BÊBADOS E A LEI
O ministro Gilmar Mendes, como é de seu estilo, bateu duro num dos artigos da Lei da Ficha Limpa, considerando que o texto foi produzido por “algum bêbado”, referindo-se, especialmente, ao artigo que dá a tribunais o direito de suspender mandatos políticos. Tirando o adjetivo, ele tem razão, pois a Justiça, a despeito de ter prerrogativas, deve, antes de tomar tais decisões, consultar o foro adequado, no caso, as casas legislativas – câmaras municipais, assembleias legislativas e o Congresso Nacional. Caso contrário, há uma clara interferência de um poder sobre o outro, quando a Constituição diz textualmente que eles são harmônicos, mas independentes.

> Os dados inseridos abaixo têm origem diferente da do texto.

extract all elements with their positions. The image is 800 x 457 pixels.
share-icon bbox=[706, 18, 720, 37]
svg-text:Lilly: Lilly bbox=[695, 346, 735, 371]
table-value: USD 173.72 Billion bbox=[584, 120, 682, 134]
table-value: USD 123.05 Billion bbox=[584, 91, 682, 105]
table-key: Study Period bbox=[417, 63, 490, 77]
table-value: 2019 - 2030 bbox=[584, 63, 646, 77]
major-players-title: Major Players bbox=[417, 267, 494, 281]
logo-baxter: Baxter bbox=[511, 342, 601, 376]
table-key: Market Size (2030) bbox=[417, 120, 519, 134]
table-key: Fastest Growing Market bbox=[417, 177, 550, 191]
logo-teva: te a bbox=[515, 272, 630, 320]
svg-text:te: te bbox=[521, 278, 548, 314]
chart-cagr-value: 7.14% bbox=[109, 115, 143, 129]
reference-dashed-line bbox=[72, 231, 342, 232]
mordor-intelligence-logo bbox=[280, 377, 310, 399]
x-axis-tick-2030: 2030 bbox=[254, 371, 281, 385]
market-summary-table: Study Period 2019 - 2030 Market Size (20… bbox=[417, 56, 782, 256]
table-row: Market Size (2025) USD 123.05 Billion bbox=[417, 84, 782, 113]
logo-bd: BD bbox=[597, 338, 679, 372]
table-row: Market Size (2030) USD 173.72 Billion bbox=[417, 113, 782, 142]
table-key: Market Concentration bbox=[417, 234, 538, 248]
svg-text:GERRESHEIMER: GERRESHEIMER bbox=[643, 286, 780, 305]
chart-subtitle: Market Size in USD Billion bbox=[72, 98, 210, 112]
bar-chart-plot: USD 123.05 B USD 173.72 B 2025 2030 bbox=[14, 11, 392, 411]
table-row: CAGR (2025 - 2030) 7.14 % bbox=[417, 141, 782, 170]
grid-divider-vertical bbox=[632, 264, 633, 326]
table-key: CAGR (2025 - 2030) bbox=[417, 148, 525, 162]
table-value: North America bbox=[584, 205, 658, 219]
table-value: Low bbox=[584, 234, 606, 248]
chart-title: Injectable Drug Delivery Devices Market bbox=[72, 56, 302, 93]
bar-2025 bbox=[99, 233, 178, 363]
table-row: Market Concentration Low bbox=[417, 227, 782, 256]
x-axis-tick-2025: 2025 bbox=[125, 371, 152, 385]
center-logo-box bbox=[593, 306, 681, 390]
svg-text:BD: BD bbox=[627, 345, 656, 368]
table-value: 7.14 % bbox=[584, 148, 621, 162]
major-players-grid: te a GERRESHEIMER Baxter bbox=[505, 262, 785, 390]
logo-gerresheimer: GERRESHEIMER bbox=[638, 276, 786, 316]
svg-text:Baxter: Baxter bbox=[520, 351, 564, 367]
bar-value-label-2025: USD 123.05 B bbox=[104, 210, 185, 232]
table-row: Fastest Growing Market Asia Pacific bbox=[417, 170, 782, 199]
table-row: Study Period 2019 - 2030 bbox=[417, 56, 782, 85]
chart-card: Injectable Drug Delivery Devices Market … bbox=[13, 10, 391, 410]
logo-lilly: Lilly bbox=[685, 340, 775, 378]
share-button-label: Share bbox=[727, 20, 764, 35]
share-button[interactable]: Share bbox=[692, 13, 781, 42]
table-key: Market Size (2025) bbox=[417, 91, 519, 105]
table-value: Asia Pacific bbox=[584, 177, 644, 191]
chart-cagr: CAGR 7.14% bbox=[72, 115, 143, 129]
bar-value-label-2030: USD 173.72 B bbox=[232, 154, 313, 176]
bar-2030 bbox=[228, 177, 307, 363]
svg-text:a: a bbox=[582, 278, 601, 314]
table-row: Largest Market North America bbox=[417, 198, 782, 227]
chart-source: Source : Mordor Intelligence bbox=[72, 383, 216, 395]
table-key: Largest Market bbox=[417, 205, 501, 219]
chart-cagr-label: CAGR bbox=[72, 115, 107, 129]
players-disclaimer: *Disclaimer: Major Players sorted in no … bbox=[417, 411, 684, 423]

Mas, se o ministro está correto nesta assertiva, há o outro lado da moeda. Se não houver pressão externa, inclusive de outro poder, os legisladores usam o velho modelo corporativista de proteção aos seus. Notórios casos de encerramento compulsório do mandato esbarraram nos acordos de bancada, a despeito de provas robustas sobre ilícitos ou danos ao regimento interno. Em suma, os políticos se protegem, mesmo em situações em que deveriam tomar providências. O caso mais emblemático é o do ex-presidente da Câmara Federal Eduardo Cunha. Até hoje, mesmo diante de tantos vícios, ele ainda mantém o seu mandato, não apenas por força dos inúmeros recursos protelatórios, mas também por conta de seus apoiadores, que usam de todos os meios para evitar uma decisão de mérito.
Mesmo se for cassado, o Legislativo não se redime, pois uma eventual decisão nesse sentido só vai se manifestar por causa da pressão popular. Desde 2013, quando o povo foi às ruas para protestos difusos, o nome do parlamentar estava na lista das demandas que deveriam ser resolvidas. Os protestos aconteceram há três anos, mas Cunha sobrevive. Por isso, quando o ministro questiona a legislação, esquece o fundamento social que a envolve. As ruas, de onde o texto é oriundo, entenderam que era preciso ampliar a fiscalização, por já saber que, se ficasse apenas entre os políticos, os avanços seriam precários. A norma, pois, não partiu de bêbados, mas de quem sabe o que poderia acontecer se não fosse desse jeito.